Arctic Geo-economy

In the past few years we have witnessed a set of changes in the planet’s climate, with a particular emphasis in the Arctic region. The increase in average temperatures unleashed the destruction of a significant part of the Permafrost [1] and significantly changed the geography and economy of the region. 

Regarding the natural resources, this temperature increase has allowed the enlargement of fishing areas, creation of new extraction areas for resources such as oil, gas, diamonds and other highly valued assets. When it comes to commercial transactions, the opening of new air, sea and land routes has given its contribute to the increase of transportation, tourism, harbor activities and tertiary sector activities in general. Its impact is also visible in the advent of the need of security and defense structures, as well as search and rescue means. 

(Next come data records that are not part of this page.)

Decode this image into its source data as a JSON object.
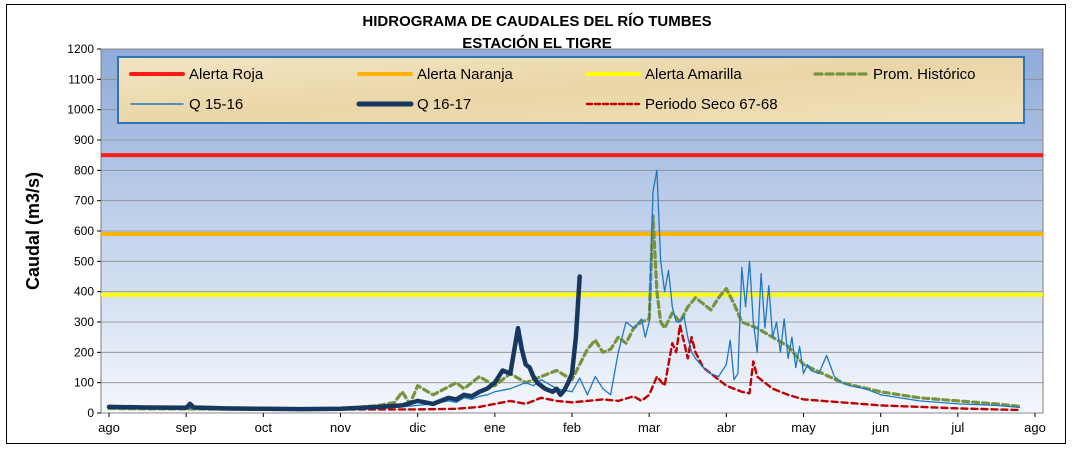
{
  "chart_data": {
    "type": "line",
    "title": "HIDROGRAMA DE CAUDALES  DEL RÍO TUMBES",
    "subtitle": "ESTACIÓN EL TIGRE",
    "ylabel": "Caudal (m3/s)",
    "xlabel": "",
    "ylim": [
      0,
      1200
    ],
    "yticks": [
      0,
      100,
      200,
      300,
      400,
      500,
      600,
      700,
      800,
      900,
      1000,
      1100,
      1200
    ],
    "xlim": [
      0,
      12
    ],
    "months": [
      "ago",
      "sep",
      "oct",
      "nov",
      "dic",
      "ene",
      "feb",
      "mar",
      "abr",
      "may",
      "jun",
      "jul",
      "ago"
    ],
    "grid": true,
    "legend_position": "top",
    "thresholds": [
      {
        "name": "Alerta Roja",
        "value": 850,
        "color": "#ff1a1a"
      },
      {
        "name": "Alerta Naranja",
        "value": 590,
        "color": "#ffb300"
      },
      {
        "name": "Alerta Amarilla",
        "value": 390,
        "color": "#ffff00"
      }
    ],
    "series": [
      {
        "name": "Prom. Histórico",
        "color": "#77933c",
        "style": "dashed",
        "x": [
          0,
          0.5,
          1,
          1.5,
          2,
          2.5,
          3,
          3.3,
          3.5,
          3.7,
          3.8,
          3.9,
          4.0,
          4.2,
          4.5,
          4.6,
          4.8,
          5.0,
          5.2,
          5.4,
          5.6,
          5.8,
          6.0,
          6.2,
          6.3,
          6.4,
          6.5,
          6.6,
          6.7,
          6.8,
          6.9,
          7.0,
          7.05,
          7.1,
          7.15,
          7.2,
          7.3,
          7.4,
          7.5,
          7.6,
          7.7,
          7.8,
          7.9,
          8.0,
          8.1,
          8.2,
          8.4,
          8.6,
          8.8,
          9.0,
          9.5,
          10,
          10.5,
          11,
          11.5,
          11.8
        ],
        "y": [
          15,
          14,
          14,
          13,
          13,
          12,
          14,
          20,
          25,
          35,
          70,
          30,
          90,
          60,
          100,
          80,
          120,
          90,
          130,
          100,
          120,
          140,
          110,
          210,
          240,
          200,
          210,
          250,
          230,
          280,
          300,
          310,
          650,
          400,
          300,
          280,
          330,
          300,
          350,
          380,
          360,
          340,
          380,
          410,
          360,
          300,
          280,
          250,
          220,
          160,
          100,
          70,
          50,
          40,
          30,
          22
        ]
      },
      {
        "name": "Q 15-16",
        "color": "#1f77c4",
        "style": "thin",
        "x": [
          0,
          1,
          2,
          3,
          3.5,
          3.8,
          4.0,
          4.2,
          4.4,
          4.5,
          4.6,
          4.7,
          4.8,
          4.9,
          5.0,
          5.2,
          5.4,
          5.5,
          5.6,
          5.8,
          6.0,
          6.1,
          6.2,
          6.3,
          6.4,
          6.5,
          6.6,
          6.7,
          6.8,
          6.9,
          6.95,
          7.0,
          7.05,
          7.1,
          7.15,
          7.2,
          7.25,
          7.3,
          7.35,
          7.4,
          7.45,
          7.5,
          7.55,
          7.6,
          7.7,
          7.8,
          7.9,
          8.0,
          8.05,
          8.1,
          8.15,
          8.2,
          8.25,
          8.3,
          8.35,
          8.4,
          8.45,
          8.5,
          8.55,
          8.6,
          8.65,
          8.7,
          8.75,
          8.8,
          8.85,
          8.9,
          8.95,
          9.0,
          9.05,
          9.1,
          9.2,
          9.3,
          9.4,
          9.5,
          9.6,
          9.8,
          10,
          10.5,
          11,
          11.5,
          11.8
        ],
        "y": [
          20,
          15,
          13,
          12,
          15,
          20,
          25,
          30,
          40,
          35,
          50,
          45,
          55,
          60,
          70,
          80,
          100,
          90,
          110,
          80,
          70,
          115,
          60,
          120,
          80,
          60,
          200,
          300,
          280,
          310,
          250,
          300,
          730,
          800,
          500,
          400,
          470,
          350,
          300,
          300,
          320,
          250,
          200,
          180,
          150,
          130,
          120,
          160,
          240,
          110,
          130,
          480,
          350,
          500,
          300,
          200,
          460,
          280,
          420,
          250,
          300,
          200,
          310,
          180,
          250,
          150,
          220,
          130,
          160,
          140,
          130,
          190,
          120,
          100,
          90,
          80,
          60,
          40,
          30,
          25,
          18
        ]
      },
      {
        "name": "Q 16-17",
        "color": "#17375e",
        "style": "thick",
        "x": [
          0,
          0.5,
          1,
          1.05,
          1.1,
          1.5,
          2,
          2.5,
          3,
          3.5,
          3.8,
          4.0,
          4.2,
          4.4,
          4.5,
          4.6,
          4.7,
          4.8,
          4.9,
          5.0,
          5.1,
          5.2,
          5.3,
          5.35,
          5.4,
          5.45,
          5.5,
          5.55,
          5.6,
          5.65,
          5.7,
          5.75,
          5.8,
          5.85,
          5.9,
          5.95,
          6.0,
          6.05,
          6.1
        ],
        "y": [
          20,
          18,
          17,
          30,
          18,
          15,
          14,
          13,
          14,
          20,
          25,
          40,
          30,
          50,
          45,
          60,
          55,
          70,
          80,
          100,
          140,
          130,
          280,
          210,
          160,
          150,
          120,
          100,
          90,
          80,
          75,
          70,
          80,
          60,
          75,
          100,
          130,
          250,
          450
        ]
      },
      {
        "name": "Periodo Seco 67-68",
        "color": "#c00000",
        "style": "dashed",
        "x": [
          0,
          1,
          2,
          3,
          4,
          4.5,
          4.8,
          5.0,
          5.2,
          5.4,
          5.6,
          5.8,
          6.0,
          6.2,
          6.4,
          6.6,
          6.8,
          6.9,
          7.0,
          7.1,
          7.2,
          7.3,
          7.35,
          7.4,
          7.5,
          7.55,
          7.6,
          7.7,
          7.8,
          7.9,
          8.0,
          8.1,
          8.2,
          8.3,
          8.35,
          8.4,
          8.5,
          8.6,
          8.8,
          9.0,
          9.5,
          10,
          10.5,
          11,
          11.5,
          11.8
        ],
        "y": [
          15,
          13,
          12,
          12,
          12,
          14,
          20,
          30,
          40,
          30,
          50,
          40,
          35,
          40,
          45,
          40,
          55,
          40,
          60,
          120,
          90,
          230,
          200,
          290,
          180,
          250,
          200,
          150,
          130,
          110,
          90,
          80,
          70,
          65,
          170,
          120,
          100,
          80,
          60,
          45,
          35,
          25,
          20,
          15,
          12,
          10
        ]
      }
    ]
  }
}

The main challenge is to assess whether the profit that is generated by these activities is being used to improve the lives of local populations, or if they will be used to enrich external entities and further destabilize the region. 

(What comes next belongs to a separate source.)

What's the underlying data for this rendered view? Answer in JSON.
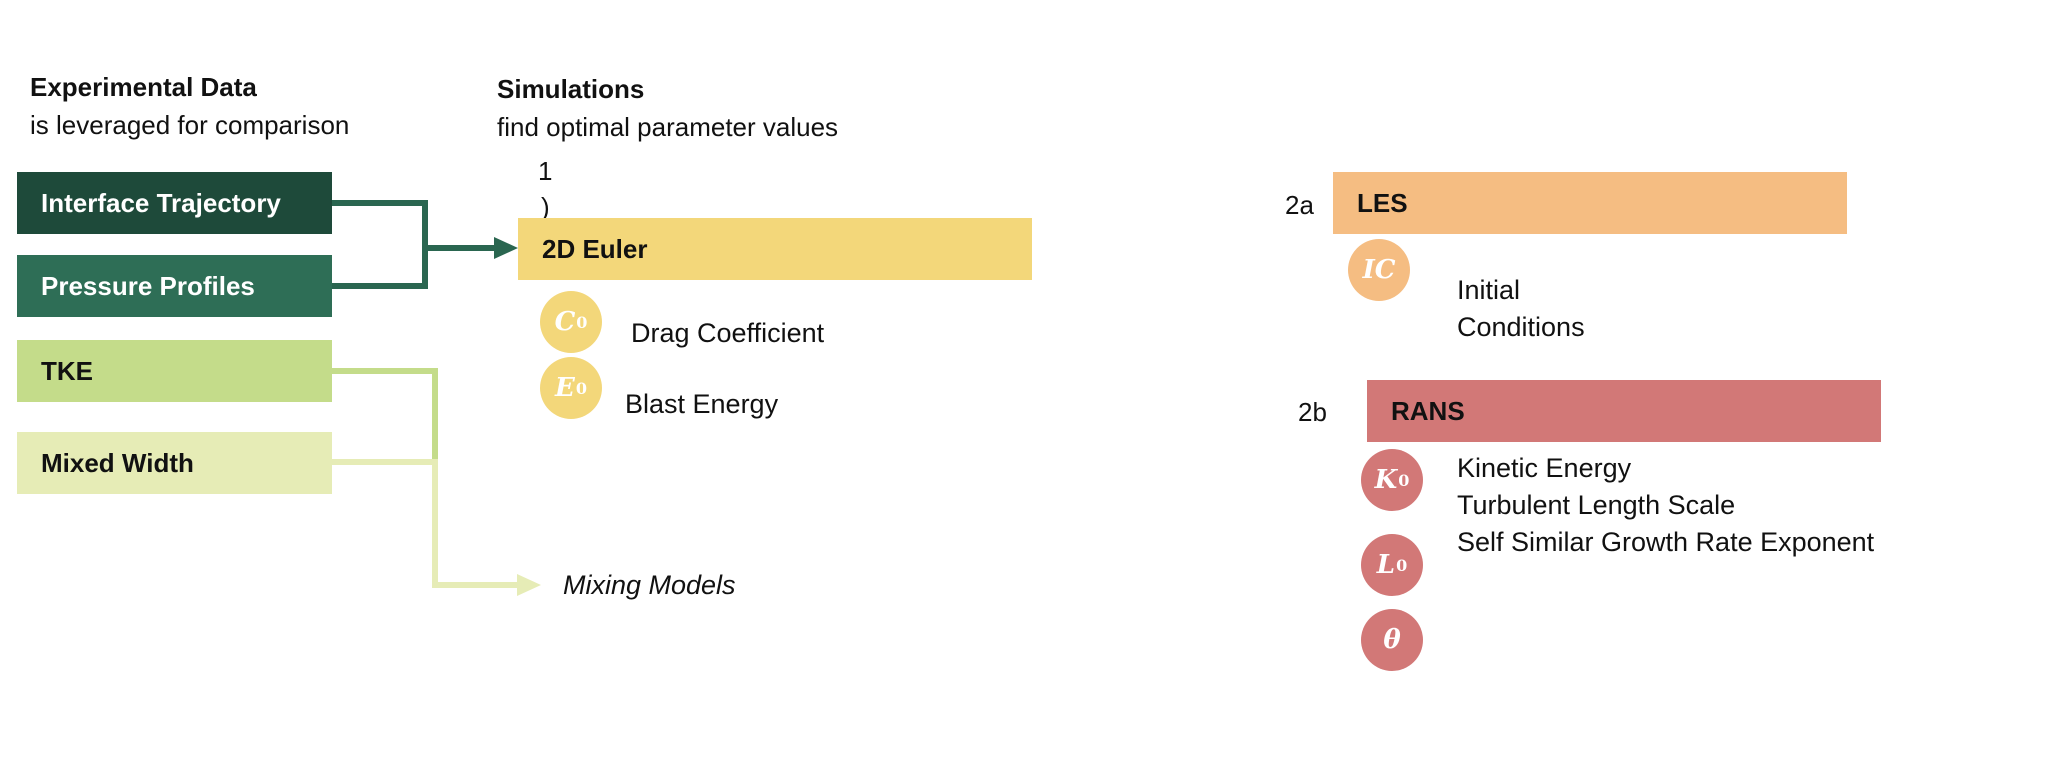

Some threats are already a reality. For instance, the younger members of the native tribes are abandoning the classic behavior and taking on new tastes and attitudes that are not understood amidst their communities. Another concerning situation was the very serious oil spill on Prince William Sound’s region, in Alaska, in March 1989, which triggered one of the greatest environmental disasters caused by human intervention. 

In this context, the Arctic Economic Council (AEC) emerged with the aim of facilitating economic development in a sustained and responsible way. In spite of being an organism for consultation and opinion, it plays an important role due to the diversity and origins of its members. The AEC is constituted by representatives of the States and economic Organizations of all the countries of the region [2]; it defends that, in order to be efficient and effective, economic activities must take into account the unique challenges and characteristics of the Arctic region. 

[1] Permafrost – ‘Permanent Frost’. In Geology, it corresponds to ground (including rock or (cryotic) soil) at or below the freezing point of water [0ºC (32ºF)] for two or more years.